This story is a part of our Ask a Professor series, in which Georgetown faculty members break down complex issues and use their research to inform trending conversations, research breakthroughs and critical global events shaping our world.
Five years ago this month, the World Health Organization declared COVID-19 a pandemic. In the years since, the U.S. grappled with massive grief and loss. More than 1 million Americans died, and more than 7 million people passed away around the world.
Five years later, scientists are discovering the impacts of COVID-19 on the way we eat, learn, work, travel, socialize. And while the impact has been enormous, Professor Rebecca Katz knows that most people want to move on.
“I am the least popular person walking into a room,” Katz said. “I am okay with that. Nobody wants to talk about the pandemic anymore.”
Rebecca Katz is a professor and director of the Center for Global Health Science and Security at Georgetown University Medical Center.
Katz is the director of the Center for Global Health Science and Security and teaches courses on global health diplomacy, global health security, and emerging infectious diseases, including a 2022 class onHow To End a Pandemic. In her work, she’s uncovered parallels between society’s reaction five years after the 1918 Spanish Flu and Americans’ after COVID-19 — as part of a cycle of “panic to neglect,” she says.
Katz, who was a senior advisor to the Department of State on the global COVID-19 response in 2021 and recently co-authored a book on responding to outbreaks, has never stopped working on pandemic preparedness and response and examining governance of public health emergencies.
We met with Katz to find out why we don’t want to talk about the COVID-19 pandemic, how it has affected Americans five years later, and what we still don’t know about the virus.
Ask a Professor: Rebecca Katz on Responding to the Pandemic
On March 14, Rebecca Katz spoke on a panel with Dr. Anthony Fauci (right) and Joel Hellman (left), dean of the School of Foreign Service, about the fifth anniversary of the COVID-19 pandemic at Georgetown Library. Photo by Bailey Payne.
How would you describe the impact COVID-19 has had on Americans five years later?
Everybody’s going to describe impact differently. But first and foremost, a lot of people died. Minimum a million in the US, probably five times that. You think about the excess mortality and the people who died from cancer because they never got treated. At the very core, we have huge swaths of our society who are gone now because of this.
We have a quiet population that is continuing to live with long COVID. We also continue to see this virus circulating. It’s not the same kind of risk to the general public as it was in 2020, but there are still hospitalizations every week. Across society, there is so much that has been impacted, from how we work from home to how we think about trust in government.

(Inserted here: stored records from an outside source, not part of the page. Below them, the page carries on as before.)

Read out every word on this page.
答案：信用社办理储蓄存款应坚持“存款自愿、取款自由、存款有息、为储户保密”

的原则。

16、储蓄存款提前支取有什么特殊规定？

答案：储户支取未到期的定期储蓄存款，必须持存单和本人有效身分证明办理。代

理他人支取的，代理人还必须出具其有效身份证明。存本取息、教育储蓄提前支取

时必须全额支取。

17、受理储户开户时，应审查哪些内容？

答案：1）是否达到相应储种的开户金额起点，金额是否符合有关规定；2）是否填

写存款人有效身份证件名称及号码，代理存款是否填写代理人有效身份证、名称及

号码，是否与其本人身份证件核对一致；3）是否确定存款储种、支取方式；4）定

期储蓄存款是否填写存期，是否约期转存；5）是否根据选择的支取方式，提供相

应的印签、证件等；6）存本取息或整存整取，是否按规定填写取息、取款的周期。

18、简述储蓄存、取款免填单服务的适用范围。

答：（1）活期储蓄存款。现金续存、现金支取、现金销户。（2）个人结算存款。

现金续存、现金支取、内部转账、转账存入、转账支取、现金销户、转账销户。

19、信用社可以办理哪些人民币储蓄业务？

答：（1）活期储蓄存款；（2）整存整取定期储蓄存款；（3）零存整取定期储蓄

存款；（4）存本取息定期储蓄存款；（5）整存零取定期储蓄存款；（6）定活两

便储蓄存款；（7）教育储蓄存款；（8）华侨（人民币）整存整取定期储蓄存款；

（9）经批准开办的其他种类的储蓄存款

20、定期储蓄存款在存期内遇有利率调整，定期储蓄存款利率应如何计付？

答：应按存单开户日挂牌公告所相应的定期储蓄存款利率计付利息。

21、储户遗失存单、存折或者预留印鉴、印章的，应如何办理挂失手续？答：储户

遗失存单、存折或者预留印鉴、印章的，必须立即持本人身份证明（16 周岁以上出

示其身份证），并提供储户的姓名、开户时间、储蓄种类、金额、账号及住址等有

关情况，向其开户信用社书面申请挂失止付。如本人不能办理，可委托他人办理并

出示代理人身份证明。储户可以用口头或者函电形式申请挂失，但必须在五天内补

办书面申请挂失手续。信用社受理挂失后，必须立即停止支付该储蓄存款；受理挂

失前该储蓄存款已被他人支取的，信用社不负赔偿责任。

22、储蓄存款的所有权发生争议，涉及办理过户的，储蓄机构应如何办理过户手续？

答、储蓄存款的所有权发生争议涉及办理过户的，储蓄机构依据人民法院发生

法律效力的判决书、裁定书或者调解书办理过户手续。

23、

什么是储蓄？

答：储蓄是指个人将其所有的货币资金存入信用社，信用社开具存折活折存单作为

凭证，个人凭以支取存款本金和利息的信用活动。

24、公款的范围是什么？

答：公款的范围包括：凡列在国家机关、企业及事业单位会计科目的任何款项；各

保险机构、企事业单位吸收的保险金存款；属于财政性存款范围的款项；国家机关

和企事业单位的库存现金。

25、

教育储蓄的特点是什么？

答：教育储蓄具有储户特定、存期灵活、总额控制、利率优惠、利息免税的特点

Are there connections between the way society reacted five years after the 1918 Spanish Flu and our response after COVID-19?

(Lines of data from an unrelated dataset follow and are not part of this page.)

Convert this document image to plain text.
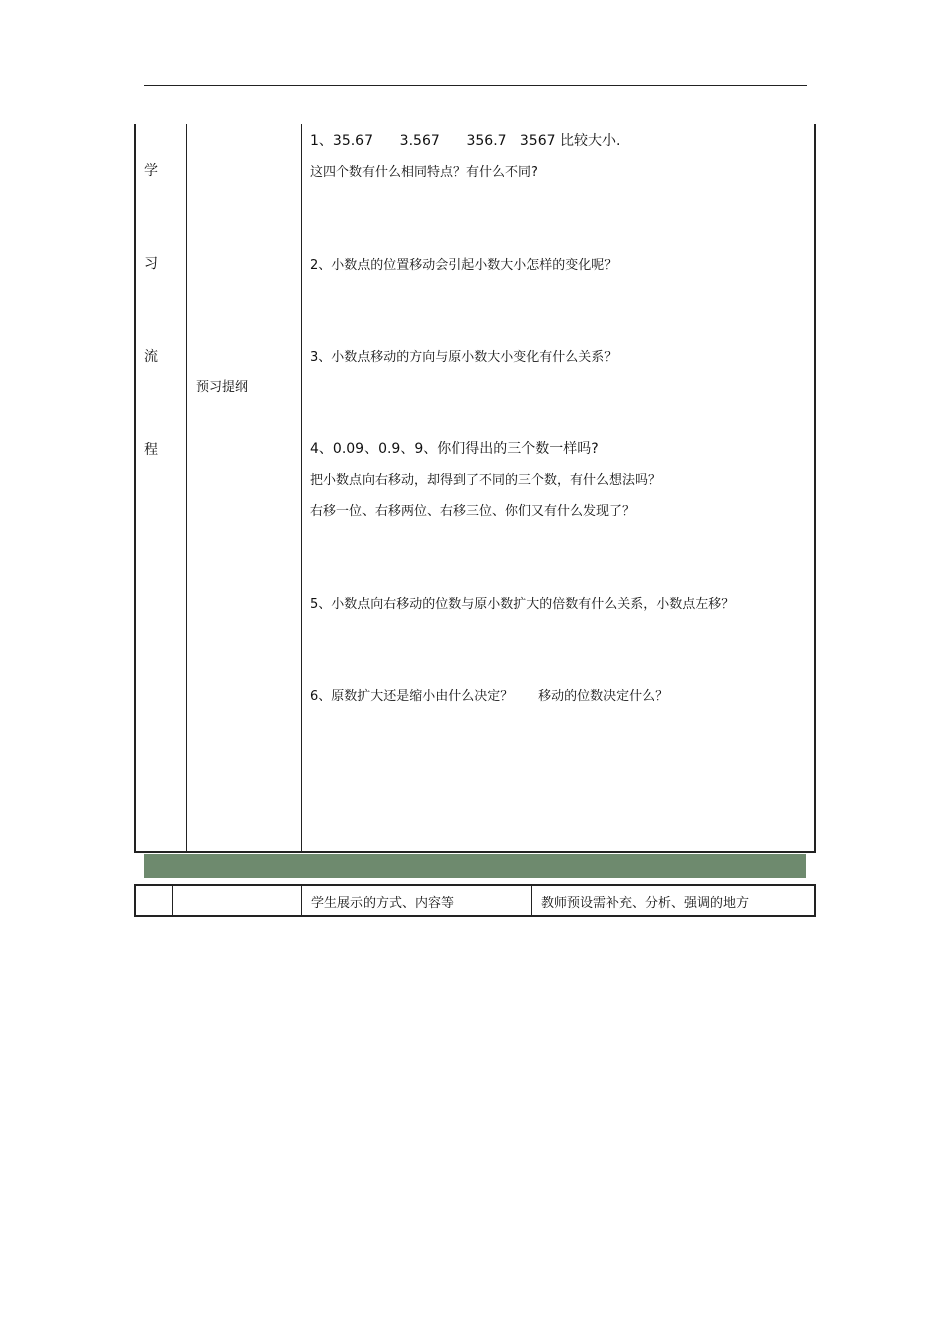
学
习
流
程
预习提纲
1、35.67      3.567      356.7   3567 比较大小.
这四个数有什么相同特点？有什么不同?
2、小数点的位置移动会引起小数大小怎样的变化呢？
3、小数点移动的方向与原小数大小变化有什么关系？
4、0.09、0.9、9、你们得出的三个数一样吗?
把小数点向右移动，却得到了不同的三个数，有什么想法吗？
右移一位、右移两位、右移三位、你们又有什么发现了？
5、小数点向右移动的位数与原小数扩大的倍数有什么关系，小数点左移？
6、原数扩大还是缩小由什么决定？      移动的位数决定什么？
学生展示的方式、内容等	教师预设需补充、分析、强调的地方
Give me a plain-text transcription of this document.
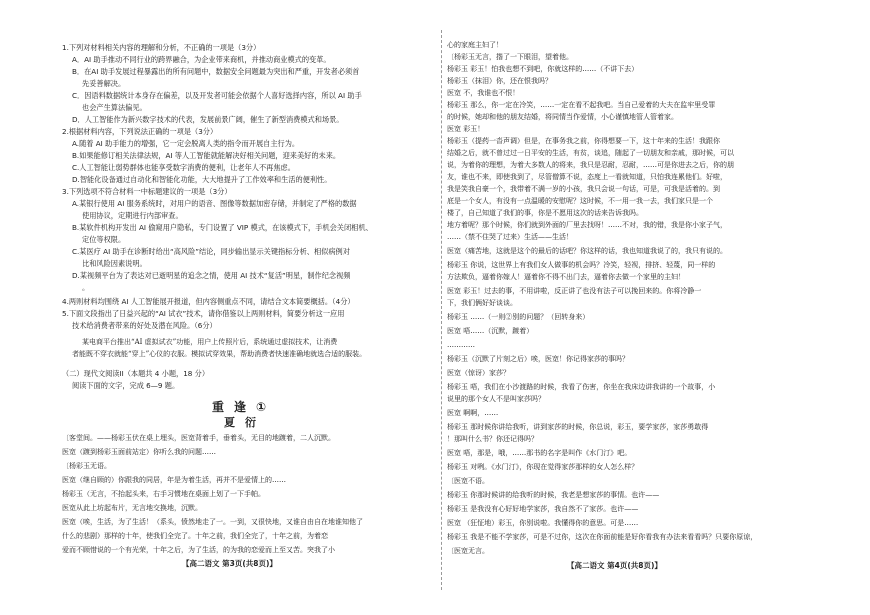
1.下列对材料相关内容的理解和分析，不正确的一项是（3分）
A．AI 助手推动不同行业的跨界融合，为企业带来商机，并推动商业模式的变革。
B．在AI 助手发展过程暴露出的所有问题中，数据安全问题最为突出和严重，开发者必须首
先妥善解决。
C．因语料数据统计本身存在偏差，以及开发者可能会依据个人喜好选择内容，所以 AI 助手
也会产生算法偏见。
D．人工智能作为新兴数字技术的代表，发展前景广阔，催生了新型消费模式和场景。
2.根据材料内容，下列说法正确的一项是（3分）
A.随着 AI 助手能力的增强，它一定会脱离人类的指令而开展自主行为。
B.如果能修订相关法律法规，AI 等人工智能就能解决好相关问题，迎来美好的未来。
C.人工智能让弱势群体也能享受数字消费的便利，让老年人不再焦虑。
D.智能化设备通过自动化和智能化功能，大大地提升了工作效率和生活的便利性。
3.下列选项不符合材料一中标题建议的一项是（3分）
A.某银行使用 AI 服务系统时，对用户的语音、图像等数据加密存储，并制定了严格的数据
使用协议，定期进行内部审查。
B.某软件机构开发出 AI 偷窥用户隐私，专门设置了 VIP 模式，在该模式下，手机会关闭相机、
定位等权限。
C.某医疗 AI 助手在诊断时给出“高风险”结论，同步输出显示关键指标分析、相似病例对
比和风险因素说明。
D.某视频平台为了表达对已逝明星的追念之情，使用 AI 技术“复活”明星，制作纪念视频
。
4.两则材料均围绕 AI 人工智能展开报道，但内容侧重点不同，请结合文本简要概括。（4分）
5.下面文段指出了日益兴起的“AI 试衣”技术，请你借鉴以上两则材料，简要分析这一应用
技术给消费者带来的好处及潜在风险。（6分）
某电商平台推出“AI 虚拟试衣”功能，用户上传照片后，系统通过虚拟技术，让消费
者能既不穿衣就能“穿上”心仪的衣服。模拟试穿效果，帮助消费者快速准确地就选合适的服装。
（二）现代文阅读II（本题共 4 小题，18 分）
阅读下面的文字，完成 6—9 题。
重逢①
夏衍
〔客堂间。——杨彩玉伏在桌上埋头，医宽背着手，垂着头，无目的地踱着，二人沉默。
医宽（踱到杨彩玉面前站定）你听么我的问题……
〔杨彩玉无语。
医宽（继自顾的）你跟我的同居，年是为着生活，再并不是爱情上的……
杨彩玉（无言，不抬起头来，右手习惯地在桌面上划了一下手帕。
医宽从此上坊起布片，无言地交换地，沉默。
医宽（唉，生活，为了生活！（系头，愤然地走了一。一到，又很快地，又谁自由自在地谁知他了
什么的悲剧）那样的十年，使我们全完了。十年之前，我们全完了，十年之前，为着恋
爱而不顾惜说的一个有光荣，十年之后，为了生活，的为我的恋爱而上至又苦。突我了小
【高二语文 第3页(共8页)】
心的家庭主妇了！
〔杨彩玉无言，揩了一下眼泪，望着他。
杨彩玉 彩玉！怕我也想不到吧，你就这样的……（不讲下去）
杨彩玉（抹泪）你，还在恨我吗？
医宽 不，我谁也不恨！
杨彩玉 那么，你一定在冷笑，……一定在看不起我吧。当自己爱着的大夫在监牢里受罪
的时候，她却和他的朋友结婚，将同情当作爱情，小心谨慎地管人管着家。
医宽 彩玉！
杨彩玉（提药一沓声调）但是，在事务我之前，你得想要一下，这十年来的生活！我跟你
结婚之后，就不曾过过一日平安的生活，有贫，谈追，随起了一切朋友和亲戚，那时候，可以
说，为着你的理想，为着大多数人的将来，我只是忍耐，忍耐，……可是你进去之后，你的朋
友，谁也不来，即使我到了，尽管僧算不说，态度上一看就知道，只怕我连累他们。好啦，
我是笑我自豪一个，我带着不满一岁的小孩，我只会说一句话，可是，可我是活着的。到
底是一个女人，有没有一点温暖的安慰呢？这时候，不一用一我一去，我们家只是一个
楼了，自己知道了我们的事，你是不愿用这次的话来告诉我吗。
地方着呢？那个时候，你们就到外面的厂里去找呀！……不对，我的错，我是你小家子气，
……（禁不住哭了过来）生活——生活！
医宽（痛苦地，这就是这个的最后的话吧？你这样的话，我也知道我说了的，我只有说的。
杨彩玉 你说，这世界上有我们女人做事的机会吗？冷笑，轻视，排挤、轻蔑，同一样的
方法欺负，逼着你嫁人！逼着你不得不出门去，逼着你去做一个家里的主妇！
医宽 彩玉！过去的事，不用讲啦，反正讲了也没有法子可以挽回来的。你将冷静一
下，我们俩好好谈谈。
杨彩玉 ……（一则②别的问题？（回转身来）
医宽 唔……（沉默，踱着）
…………
杨彩玉（沉默了片刻之后）唉，医宽！你记得家莎的事吗？
医宽（惊讶）家莎？
杨彩玉 唔，我们在小沙渡路的时候，我看了伤害，你坐在我床边讲我讲的一个故事，小
说里的那个女人不是叫家莎吗？
医宽 啊啊，……
杨彩玉 那时候你讲给我听，讲到家莎的时候，你总说，彩玉，要学家莎，家莎勇敢得
！那叫什么书？你还记得吗？
医宽 唔，那是，哦，……那书的名字是叫作《水门汀》吧。
杨彩玉 对咧。《水门汀》，你现在觉得家莎那样的女人怎么样？
〔医宽不语。
杨彩玉 你那时候讲的给我听的时候，我老是想家莎的事情。也许——
杨彩玉 是我没有心好好地学家莎，我自然不了家莎。也许——
医宽 （狂怔地）彩玉，你别说啦。我懂得你的意思。可是……
杨彩玉 我是不能不学家莎，可是不过你，这次在你面前能是好你看我有办法来看看吗？只要你原谅，
〔医宽无言。
【高二语文 第4页(共8页)】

In our field, we always talk about the cycle of panic to neglect in outbreaks. The bigger the outbreak, the bigger the peak of panic, and then the bigger the fall into neglect. A couple of years back, Emily Mendenhall and I supervised students who did a project on the 100-year anniversary of 1918 and how Georgetown was impacted. It was always surprising to me that this generation-defining event disappeared from all public accounts and culture by 1922. Approximately fifty million people in the world died. It wasn’t in literature; it wasn’t in movies.
I never quite got it until this time around, where, again, the more COVID-19 impacted everyone’s lives, the more people didn’t want to deal with it anymore in their day-to-day lives. It’s not where people mentally want to be.
Are there differences in Americans’ reactions to the two pandemics?
On the public health and medical side, we have seen a tremendous amount of innovation. This is what happens when every smart person in the world is singly focused on trying to get out of their basement and reopen society. mRNA vaccines. Innovations in disease surveillance, like wastewater surveillance. There were a lot of advancements on the design of medical countermeasures and point-of-care diagnostics.
There are a lot of challenges that have come from the pandemic, though. Public health is not currently a celebrated profession. Our relationship with partners around the world is strained and it is difficult to collaborate on public health emergencies. And there is a legacy of inequity from the pandemic response that will take a long time to address.
What do we still not know about COVID-19?
How do you fight mis- and disinformation effectively — and “by fight” — even using those terms, it’s the wrong word. You don’t want to fight. You want to bring everybody together and improve public literacy and help people understand public health information. This is a huge challenge that will need to be addressed.
What does it mean that COVID-19 is now endemic?
COVID-19 is now a virus that we live with. It’s here. It is no longer a significant threat to the general public, but it continues to be something that vulnerable populations will want to protect themselves against.
What are you working on now in relation to infectious diseases?
We are continuing to train our students in this field and trying to contribute to the scholarship and the policy on pandemic preparedness and response to public health emergencies.
One of our projects has been documenting the federal laws and regulations associated with how to address a large-scale public health emergency. We have also been curating all the laws and policies around the world related to emerging infectious diseases, in order to figure out what works and what doesn’t work.